Boston University College of Engineering
Department of Manufacturing Engineering
Rachel DeLucas, M.S. Candidate
M.S. Thesis Presentation
Friday, April 18, 2008
15 Saint Mary’s Street, Room 116
Professor Uday Pal, Advisor
Professor Soumendra N. Basu
Professor Adam C. Powell
Title: Scale-Up And Mathematical Modeling Of The Solid Oxide Membrane Process For The Direct Reduction Of Magnesium From Magnesium Oxide
Abstract: The Solid Oxide Membrane (SOM) process is an energy efficient process for the production of metals directly from their oxides. The Mg-SOM process employs an yttria-stablized zirconia membrane filled with liquid tin as an anode to deoxidize a molten ionic flux containing dissolved magnesium oxide. The deoxidation is achieved by the membrane’s excellent ionic conductivity at high temperatures (1150°C in this case). Dissociated oxygen ions are transported across the SOM to be oxidized at the tin anode. Magnesium vapor evolves at the stainless steel cathode and is carried by inert gas (argon) to a cooler chamber where it condenses into a high purity solid metal.
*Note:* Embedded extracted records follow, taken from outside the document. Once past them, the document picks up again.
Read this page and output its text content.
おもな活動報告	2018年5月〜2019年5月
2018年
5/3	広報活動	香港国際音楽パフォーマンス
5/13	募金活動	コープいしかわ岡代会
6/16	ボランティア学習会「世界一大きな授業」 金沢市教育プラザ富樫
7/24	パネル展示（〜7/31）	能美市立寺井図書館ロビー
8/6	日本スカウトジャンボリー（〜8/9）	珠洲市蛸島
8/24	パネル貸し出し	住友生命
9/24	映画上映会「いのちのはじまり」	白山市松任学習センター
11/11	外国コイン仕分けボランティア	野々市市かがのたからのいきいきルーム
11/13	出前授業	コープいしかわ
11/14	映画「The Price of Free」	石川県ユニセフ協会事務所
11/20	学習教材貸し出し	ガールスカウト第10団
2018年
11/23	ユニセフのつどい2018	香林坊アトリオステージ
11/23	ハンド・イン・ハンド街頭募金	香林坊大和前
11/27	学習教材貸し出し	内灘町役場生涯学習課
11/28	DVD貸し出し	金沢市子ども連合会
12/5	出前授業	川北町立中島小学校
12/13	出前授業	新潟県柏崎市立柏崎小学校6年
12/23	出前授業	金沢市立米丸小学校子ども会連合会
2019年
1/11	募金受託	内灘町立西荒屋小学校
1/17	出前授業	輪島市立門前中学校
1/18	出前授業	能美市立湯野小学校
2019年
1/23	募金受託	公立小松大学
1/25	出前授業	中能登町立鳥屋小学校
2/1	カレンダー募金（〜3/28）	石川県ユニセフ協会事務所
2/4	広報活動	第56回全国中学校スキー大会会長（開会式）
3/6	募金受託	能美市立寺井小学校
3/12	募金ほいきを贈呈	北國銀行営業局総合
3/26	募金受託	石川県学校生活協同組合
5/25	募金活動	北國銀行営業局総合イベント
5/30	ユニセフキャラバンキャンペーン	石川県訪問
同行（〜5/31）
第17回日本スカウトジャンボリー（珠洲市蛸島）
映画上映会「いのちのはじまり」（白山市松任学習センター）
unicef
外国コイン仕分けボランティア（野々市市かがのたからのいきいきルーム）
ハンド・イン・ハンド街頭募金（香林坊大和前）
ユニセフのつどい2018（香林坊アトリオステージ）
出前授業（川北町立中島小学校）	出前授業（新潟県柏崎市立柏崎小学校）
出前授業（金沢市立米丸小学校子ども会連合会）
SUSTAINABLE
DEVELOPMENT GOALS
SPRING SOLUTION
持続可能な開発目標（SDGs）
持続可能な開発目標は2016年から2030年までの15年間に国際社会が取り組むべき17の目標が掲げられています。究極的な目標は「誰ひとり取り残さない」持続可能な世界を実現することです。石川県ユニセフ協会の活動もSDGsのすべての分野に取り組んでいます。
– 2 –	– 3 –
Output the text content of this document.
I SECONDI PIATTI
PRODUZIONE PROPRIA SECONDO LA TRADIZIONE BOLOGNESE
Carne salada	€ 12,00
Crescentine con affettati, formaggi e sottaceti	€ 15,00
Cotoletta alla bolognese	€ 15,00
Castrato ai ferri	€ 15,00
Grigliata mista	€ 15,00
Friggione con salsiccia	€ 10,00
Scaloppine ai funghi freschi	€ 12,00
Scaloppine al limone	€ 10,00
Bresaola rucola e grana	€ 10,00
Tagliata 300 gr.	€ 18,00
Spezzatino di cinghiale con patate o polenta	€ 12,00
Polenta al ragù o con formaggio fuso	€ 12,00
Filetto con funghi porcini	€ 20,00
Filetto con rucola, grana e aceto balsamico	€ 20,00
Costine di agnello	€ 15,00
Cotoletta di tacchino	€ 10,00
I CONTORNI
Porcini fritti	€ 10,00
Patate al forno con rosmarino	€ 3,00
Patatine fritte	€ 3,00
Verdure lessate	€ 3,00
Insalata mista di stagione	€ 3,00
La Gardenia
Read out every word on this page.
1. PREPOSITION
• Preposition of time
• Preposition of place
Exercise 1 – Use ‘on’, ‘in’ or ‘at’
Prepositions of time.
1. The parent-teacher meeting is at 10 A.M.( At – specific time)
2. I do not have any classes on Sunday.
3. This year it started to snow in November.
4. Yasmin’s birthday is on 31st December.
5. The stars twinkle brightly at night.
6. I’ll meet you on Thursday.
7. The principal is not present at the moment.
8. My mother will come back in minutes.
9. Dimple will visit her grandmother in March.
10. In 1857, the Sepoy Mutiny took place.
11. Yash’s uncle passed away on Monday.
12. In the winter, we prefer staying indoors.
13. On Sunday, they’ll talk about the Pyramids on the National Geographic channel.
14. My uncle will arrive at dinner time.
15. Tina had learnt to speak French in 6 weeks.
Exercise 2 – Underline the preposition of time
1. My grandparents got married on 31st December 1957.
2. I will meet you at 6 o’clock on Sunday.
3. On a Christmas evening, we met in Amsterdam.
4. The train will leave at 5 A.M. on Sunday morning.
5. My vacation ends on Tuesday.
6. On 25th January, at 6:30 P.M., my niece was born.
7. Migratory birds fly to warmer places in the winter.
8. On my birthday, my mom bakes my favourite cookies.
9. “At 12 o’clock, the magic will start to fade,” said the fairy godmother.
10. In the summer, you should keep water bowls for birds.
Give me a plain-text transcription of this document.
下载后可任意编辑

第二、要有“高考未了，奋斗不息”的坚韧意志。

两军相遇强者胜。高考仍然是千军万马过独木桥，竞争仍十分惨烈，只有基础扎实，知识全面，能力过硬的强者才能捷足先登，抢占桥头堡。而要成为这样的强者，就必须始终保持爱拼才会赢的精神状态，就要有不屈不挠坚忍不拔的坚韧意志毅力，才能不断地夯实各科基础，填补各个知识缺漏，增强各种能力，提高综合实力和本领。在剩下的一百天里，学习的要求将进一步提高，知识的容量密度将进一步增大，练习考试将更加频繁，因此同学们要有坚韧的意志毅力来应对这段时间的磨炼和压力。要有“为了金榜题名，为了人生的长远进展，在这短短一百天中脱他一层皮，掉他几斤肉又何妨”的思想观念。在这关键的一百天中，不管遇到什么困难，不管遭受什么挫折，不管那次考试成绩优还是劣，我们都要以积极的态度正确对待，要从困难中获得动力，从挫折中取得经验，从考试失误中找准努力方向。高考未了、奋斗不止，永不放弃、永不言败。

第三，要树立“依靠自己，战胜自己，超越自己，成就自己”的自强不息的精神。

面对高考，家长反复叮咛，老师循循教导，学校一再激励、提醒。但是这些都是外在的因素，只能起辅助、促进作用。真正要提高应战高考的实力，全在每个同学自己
This study extends the previous proof of concept study of the Mg-SOM process (Krishnan, 2006) by testing the viability of a larger-scale reactor. Two dimensional and three dimensional mathematical modeling was used to further understand the Mg-SOM system. The viability of using the Mg-SOM process on a large scale was shown by fabricating and testing a reactor featuring three zirconia tubes. In addition, an exploration of the magnesiothermic reduction of titanium dioxide was made. Magnesium vapor generated using the Mg-SOM process was directed at titanium dioxide powder seated in a crucible. Titanium dioxide was successfully reduced to a titanium compound containing significantly less oxygen.